A
crankshaft is more than just a chunk of
metal. It is one of the most
painstakingly and
precisely manufactured
devices in an automobile
engine. It must be very
hard so that it does not flex or bend as the pistons (via the rods) pound on it to transfer torque to the
drivetrain. It must also be hardy, so that it does not wear out from heat fatigue and other mechanical stresses, or break from the induced torque.
A crankshaft is typically connected to the pistons via connecting rods at several key locations (journals). These journals are positioned so that the reciprocating linear motion of the pistons during each combustion cycle act to further the rotation of the shaft. Each connecting rod is bound to the shaft at the journal with a rod bearing; the journals must be machined to be ultra-smooth and round so that there is negligible chance for friction to occur between it and the bearing. Most crankshafts have criss-crossing oil passages machined inside them with openings at each journal. This allows the bearing to continuously ride on a film of pressurized oil so that no metal-to-metal contact occurs during crankshaft rotation.
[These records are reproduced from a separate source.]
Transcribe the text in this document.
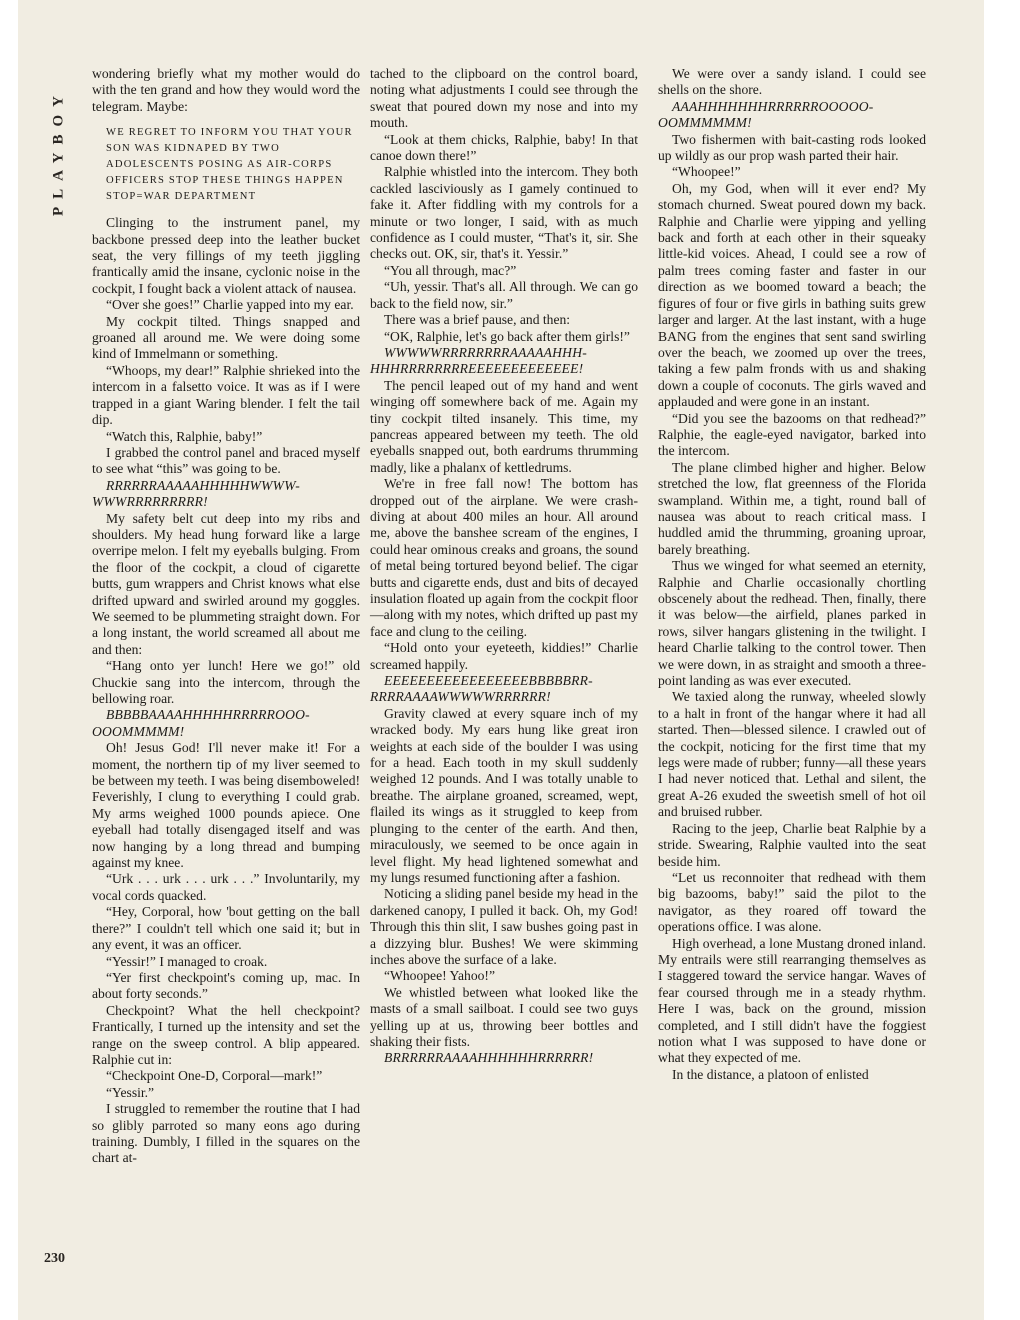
PLAYBOY
230

wondering briefly what my mother would do with the ten grand and how they would word the telegram. Maybe:

WE REGRET TO INFORM YOU THAT YOUR SON WAS KIDNAPED BY TWO ADOLESCENTS POSING AS AIR-CORPS OFFICERS STOP THESE THINGS HAPPEN STOP=WAR DEPARTMENT

Clinging to the instrument panel, my backbone pressed deep into the leather bucket seat, the very fillings of my teeth jiggling frantically amid the insane, cyclonic noise in the cockpit, I fought back a violent attack of nausea.

“Over she goes!” Charlie yapped into my ear.

My cockpit tilted. Things snapped and groaned all around me. We were doing some kind of Immelmann or something.

“Whoops, my dear!” Ralphie shrieked into the intercom in a falsetto voice. It was as if I were trapped in a giant Waring blender. I felt the tail dip.

“Watch this, Ralphie, baby!”

I grabbed the control panel and braced myself to see what “this” was going to be.

RRRRRRAAAAAHHHHHWWWW-WWWRRRRRRRRR!

My safety belt cut deep into my ribs and shoulders. My head hung forward like a large overripe melon. I felt my eyeballs bulging. From the floor of the cockpit, a cloud of cigarette butts, gum wrappers and Christ knows what else drifted upward and swirled around my goggles. We seemed to be plummeting straight down. For a long instant, the world screamed all about me and then:

“Hang onto yer lunch! Here we go!” old Chuckie sang into the intercom, through the bellowing roar.

BBBBBAAAAHHHHHRRRRROOO-OOOMMMMM!

Oh! Jesus God! I'll never make it! For a moment, the northern tip of my liver seemed to be between my teeth. I was being disemboweled! Feverishly, I clung to everything I could grab. My arms weighed 1000 pounds apiece. One eyeball had totally disengaged itself and was now hanging by a long thread and bumping against my knee.

“Urk . . . urk . . . urk . . .” Involuntarily, my vocal cords quacked.

“Hey, Corporal, how 'bout getting on the ball there?” I couldn't tell which one said it; but in any event, it was an officer.

“Yessir!” I managed to croak.

“Yer first checkpoint's coming up, mac. In about forty seconds.”

Checkpoint? What the hell checkpoint? Frantically, I turned up the intensity and set the range on the sweep control. A blip appeared. Ralphie cut in:

“Checkpoint One-D, Corporal—mark!”

“Yessir.”

I struggled to remember the routine that I had so glibly parroted so many eons ago during training. Dumbly, I filled in the squares on the chart at-

tached to the clipboard on the control board, noting what adjustments I could see through the sweat that poured down my nose and into my mouth.

“Look at them chicks, Ralphie, baby! In that canoe down there!”

Ralphie whistled into the intercom. They both cackled lasciviously as I gamely continued to fake it. After fiddling with my controls for a minute or two longer, I said, with as much confidence as I could muster, “That's it, sir. She checks out. OK, sir, that's it. Yessir.”

“You all through, mac?”

“Uh, yessir. That's all. All through. We can go back to the field now, sir.”

There was a brief pause, and then:

“OK, Ralphie, let's go back after them girls!”

WWWWWRRRRRRRRAAAAAHHH-HHHRRRRRRRREEEEEEEEEEEEE!

The pencil leaped out of my hand and went winging off somewhere back of me. Again my tiny cockpit tilted insanely. This time, my pancreas appeared between my teeth. The old eyeballs snapped out, both eardrums thrumming madly, like a phalanx of kettledrums.

We're in free fall now! The bottom has dropped out of the airplane. We were crash-diving at about 400 miles an hour. All around me, above the banshee scream of the engines, I could hear ominous creaks and groans, the sound of metal being tortured beyond belief. The cigar butts and cigarette ends, dust and bits of decayed insulation floated up again from the cockpit floor—along with my notes, which drifted up past my face and clung to the ceiling.

“Hold onto your eyeteeth, kiddies!” Charlie screamed happily.

EEEEEEEEEEEEEEEEEBBBBBRR-RRRRAAAAWWWWWRRRRRR!

Gravity clawed at every square inch of my wracked body. My ears hung like great iron weights at each side of the boulder I was using for a head. Each tooth in my skull suddenly weighed 12 pounds. And I was totally unable to breathe. The airplane groaned, screamed, wept, flailed its wings as it struggled to keep from plunging to the center of the earth. And then, miraculously, we seemed to be once again in level flight. My head lightened somewhat and my lungs resumed functioning after a fashion.

Noticing a sliding panel beside my head in the darkened canopy, I pulled it back. Oh, my God! Through this thin slit, I saw bushes going past in a dizzying blur. Bushes! We were skimming inches above the surface of a lake.

“Whoopee! Yahoo!”

We whistled between what looked like the masts of a small sailboat. I could see two guys yelling up at us, throwing beer bottles and shaking their fists.

BRRRRRRAAAAHHHHHHRRRRRR!

We were over a sandy island. I could see shells on the shore.

AAAHHHHHHHRRRRRROOOOO-OOMMMMMM!

Two fishermen with bait-casting rods looked up wildly as our prop wash parted their hair.

“Whoopee!”

Oh, my God, when will it ever end? My stomach churned. Sweat poured down my back. Ralphie and Charlie were yipping and yelling back and forth at each other in their squeaky little-kid voices. Ahead, I could see a row of palm trees coming faster and faster in our direction as we boomed toward a beach; the figures of four or five girls in bathing suits grew larger and larger. At the last instant, with a huge BANG from the engines that sent sand swirling over the beach, we zoomed up over the trees, taking a few palm fronds with us and shaking down a couple of coconuts. The girls waved and applauded and were gone in an instant.

“Did you see the bazooms on that redhead?” Ralphie, the eagle-eyed navigator, barked into the intercom.

The plane climbed higher and higher. Below stretched the low, flat greenness of the Florida swampland. Within me, a tight, round ball of nausea was about to reach critical mass. I huddled amid the thrumming, groaning uproar, barely breathing.

Thus we winged for what seemed an eternity, Ralphie and Charlie occasionally chortling obscenely about the redhead. Then, finally, there it was below—the airfield, planes parked in rows, silver hangars glistening in the twilight. I heard Charlie talking to the control tower. Then we were down, in as straight and smooth a three-point landing as was ever executed.

We taxied along the runway, wheeled slowly to a halt in front of the hangar where it had all started. Then—blessed silence. I crawled out of the cockpit, noticing for the first time that my legs were made of rubber; funny—all these years I had never noticed that. Lethal and silent, the great A-26 exuded the sweetish smell of hot oil and bruised rubber.

Racing to the jeep, Charlie beat Ralphie by a stride. Swearing, Ralphie vaulted into the seat beside him.

“Let us reconnoiter that redhead with them big bazooms, baby!” said the pilot to the navigator, as they roared off toward the operations office. I was alone.

High overhead, a lone Mustang droned inland. My entrails were still rearranging themselves as I staggered toward the service hangar. Waves of fear coursed through me in a steady rhythm. Here I was, back on the ground, mission completed, and I still didn't have the foggiest notion what I was supposed to have done or what they expected of me.

In the distance, a platoon of enlisted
A crankshaft typically has an elaborate system of counterweights attached to it, which are machined at the factory so that the shaft is nearly perfectly rotationally balanced. The shaft is mounted into the bottom of the engine block, and rides at its ends on main bearings. In most automobiles, one end of the crankshaft is connected to a pulley which drives other accessory parts, such as the air conditioner, the alternator, and the camshaft(s). The other end of the shaft is directly connected to the drivetrain through either a clutch or a torque converter and then the transmission.